Chaque mardi sur euradio, le Think tank Sport et Citoyenneté propose un regard sur l’impact social du sport en Europe : handicap, gouvernance, égalité des genres, sédentarité, inclusion sociale… c’est aussi du sport !
Nous retrouvons une nouvelle fois Rodolphe Doité de Sport et Citoyenneté, pour cette deuxième chronique sur la diplomatie sportive. Et vous évoquiez la semaine dernière une relation positive entre géopolitique et sport. Que pouvez-vous nous en dire ?
Et bien, on peut commencer par le commencement, littéralement. Aux premières heures de l’olympisme, en Grèce antique, l’organisation des épreuves impliquait une période de paix entre les différentes cités-états. Elles s’engageaient à cesser les conflits pendant une période de sept jours avant les événements, et sept jours après, pour permettre le libre passage des sportifs.

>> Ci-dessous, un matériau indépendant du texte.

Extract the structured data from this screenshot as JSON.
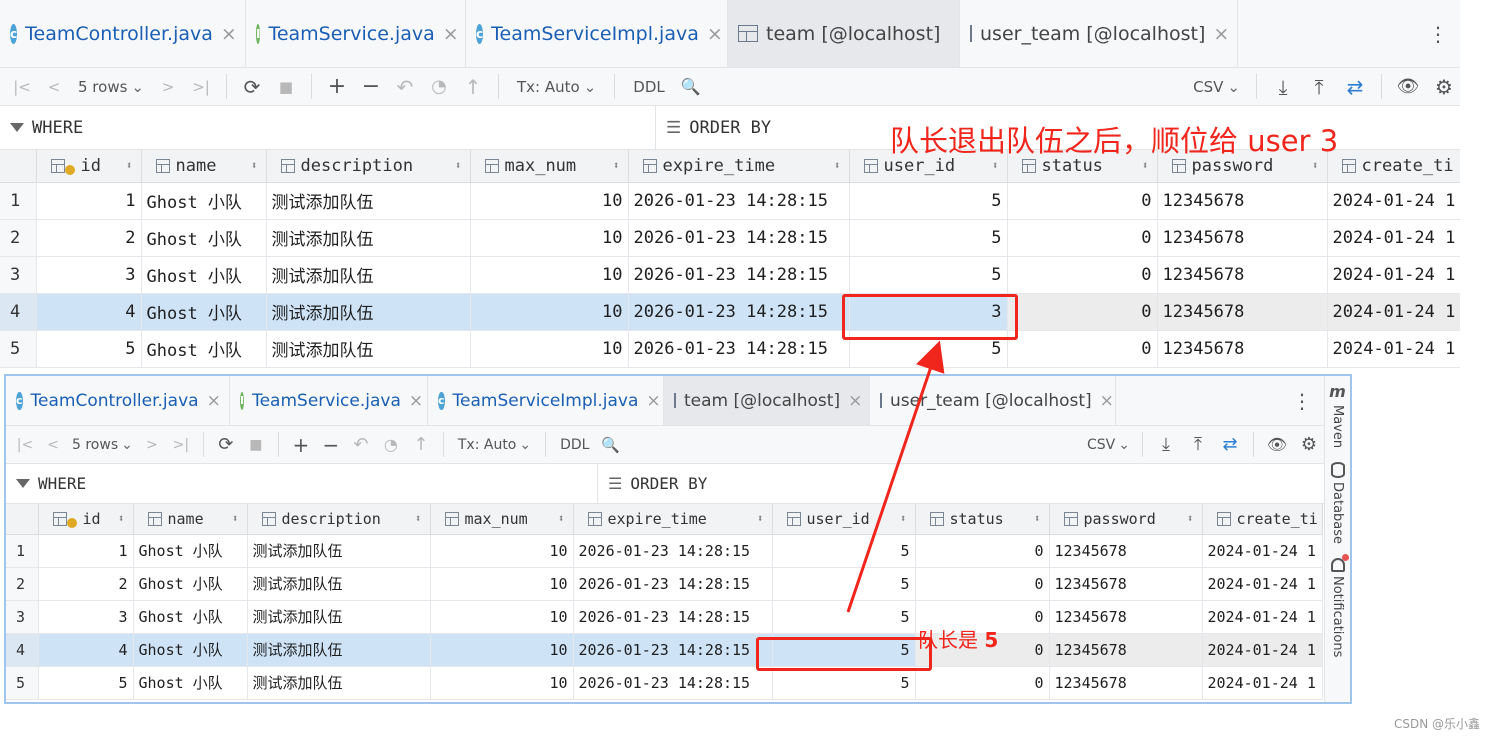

C’est un premier exemple, loin d‘être anecdotique, qui montre le rôle que peut avoir le sport dans la construction de la paix et des bonnes relations entre les Etats. On revient à la question du sport comme outil de ce qu’on appelle le soft power. On le définit comme la capacité d’un État à influencer et à orienter les relations internationales en sa faveur par un ensemble de moyens autres que coercitifs. Et les Etats l’ont compris, le sport, par ses valeurs d’universalisme, d’apolitisme et de respect, peut être un formidable outil de communication dans les relations internationales.
D’accord, nous en avons donc une idée générale. Mais avez-vous des exemples ?
Ils sont nombreux, et les choisir est toujours difficile, mais on peut citer trois exemples différents.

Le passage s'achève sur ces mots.